Effect of ligand substitution on the SMM properties of three isostructural families of double-cubane Mn4Ln2 coordination clusters

Abstract

Three isostructural lanthanide series with a core of Mn^III₂Mn^II₂Ln₂ are reported. These three families have the formulae of [Mn^III₂Mn^II₂Ln₂(μ₄-O)₂(H₂edte)₂(piv)₆(NO₃)₂] {no crystallization solvent, Ln = La, Ce, Pr, Nd, Eu (1–4, 6); solv = 3MeCN, Ln = Sm, Gd, Tb, Dy, Ho, Er, Tm, Yb, Y (5, 7–13)}, where H₂edte = N,N,N′,N‘-tetrakis(2-hydroxyethyl)ethylenediamine and piv = pivalate; [Mn^III₂Mn^II₂Ln₂(μ₄-O)₂(H₂edte)₂(benz)₆(NO₃)₂], where benz = benzoate, or [Mn^III₂Mn^II₂Ln₂(μ₄-O)₂(edteH₂)₂(benz)₆(NO₃)₂]·2MeCN {Ln = Gd, Tb, Dy (14–16); and [Mn^III₂Mn^II₂Ln₂(μ₄-O)₂(edteH₂)₂(piv)₈].solv {solv = 4MeCN, Ln = La (17); solv = 2MeCN·tol·H₂O, Ln = Pr, Nd, Sm, Tb (18–20, 22); solv = 2MeCN·H₂O, Ln = Gd (21).
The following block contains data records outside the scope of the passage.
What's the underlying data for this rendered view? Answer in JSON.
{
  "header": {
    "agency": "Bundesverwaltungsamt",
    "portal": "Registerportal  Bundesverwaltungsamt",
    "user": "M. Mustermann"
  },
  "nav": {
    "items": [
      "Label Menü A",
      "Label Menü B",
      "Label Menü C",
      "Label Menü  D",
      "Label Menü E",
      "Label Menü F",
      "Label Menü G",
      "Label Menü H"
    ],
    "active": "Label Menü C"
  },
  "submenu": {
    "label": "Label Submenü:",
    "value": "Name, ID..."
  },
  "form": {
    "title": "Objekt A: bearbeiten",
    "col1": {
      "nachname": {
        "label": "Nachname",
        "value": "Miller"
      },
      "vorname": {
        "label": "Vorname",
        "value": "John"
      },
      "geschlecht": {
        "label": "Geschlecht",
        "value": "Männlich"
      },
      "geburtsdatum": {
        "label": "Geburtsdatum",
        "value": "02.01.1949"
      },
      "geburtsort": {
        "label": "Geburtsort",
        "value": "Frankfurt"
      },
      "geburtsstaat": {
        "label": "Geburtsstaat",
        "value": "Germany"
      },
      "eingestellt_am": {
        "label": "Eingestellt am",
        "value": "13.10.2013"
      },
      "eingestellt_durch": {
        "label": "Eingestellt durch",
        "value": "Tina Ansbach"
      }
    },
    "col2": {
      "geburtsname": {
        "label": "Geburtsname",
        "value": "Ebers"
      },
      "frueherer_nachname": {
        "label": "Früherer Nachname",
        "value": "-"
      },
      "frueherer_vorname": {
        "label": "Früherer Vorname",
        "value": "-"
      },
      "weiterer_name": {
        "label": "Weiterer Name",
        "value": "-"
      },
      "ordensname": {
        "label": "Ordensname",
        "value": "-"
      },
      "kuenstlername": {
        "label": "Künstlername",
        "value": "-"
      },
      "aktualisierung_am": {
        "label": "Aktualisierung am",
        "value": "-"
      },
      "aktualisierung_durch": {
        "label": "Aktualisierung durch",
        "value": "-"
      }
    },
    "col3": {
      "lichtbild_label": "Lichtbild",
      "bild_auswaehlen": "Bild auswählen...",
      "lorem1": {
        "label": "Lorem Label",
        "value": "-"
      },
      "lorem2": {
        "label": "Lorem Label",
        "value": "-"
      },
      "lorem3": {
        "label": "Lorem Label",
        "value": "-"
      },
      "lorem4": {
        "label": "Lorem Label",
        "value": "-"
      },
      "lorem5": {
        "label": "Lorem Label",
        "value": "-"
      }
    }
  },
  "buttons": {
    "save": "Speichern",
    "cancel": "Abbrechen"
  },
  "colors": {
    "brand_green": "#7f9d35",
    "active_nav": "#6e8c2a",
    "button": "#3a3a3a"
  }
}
These compounds crystallize in two different systems, namely, monoclinic in the space groups P2₁/n for 1–4, 6, and 14–16 and C2/c for 5, 7–13, 18–20, and 22 and triclinic in the space group P for 17 and 21. The crystal structures of these compounds display a face-fused dicubane structure connected by different types of bridged oxygen atoms. Solid-state dc magnetic susceptibility characterization was carried out for 1–22, and fitting showed that Mn^III⋯Mn^III is antiferromagnetically (AF) coupled and Mn^II⋯Mn^III, Mn^II⋯Ln and Mn^III⋯Ln are weakly ferromagnetically coupled. In addition, ac measurements were carried out and showed that only 7, 15, and 22 for Tb, 8 and 16 for Dy, and 20 for Sm exhibited slow magnetization relaxation. In the case of 15, it was possible to determine the energy barrier of the slow-relaxation behavior by fitting peak temperatures to the Arrhenius law, which gave a value of U_eff = 21.2 K and a pre-exponential factor of τ₀ = 4.0 × 10⁻⁹ s.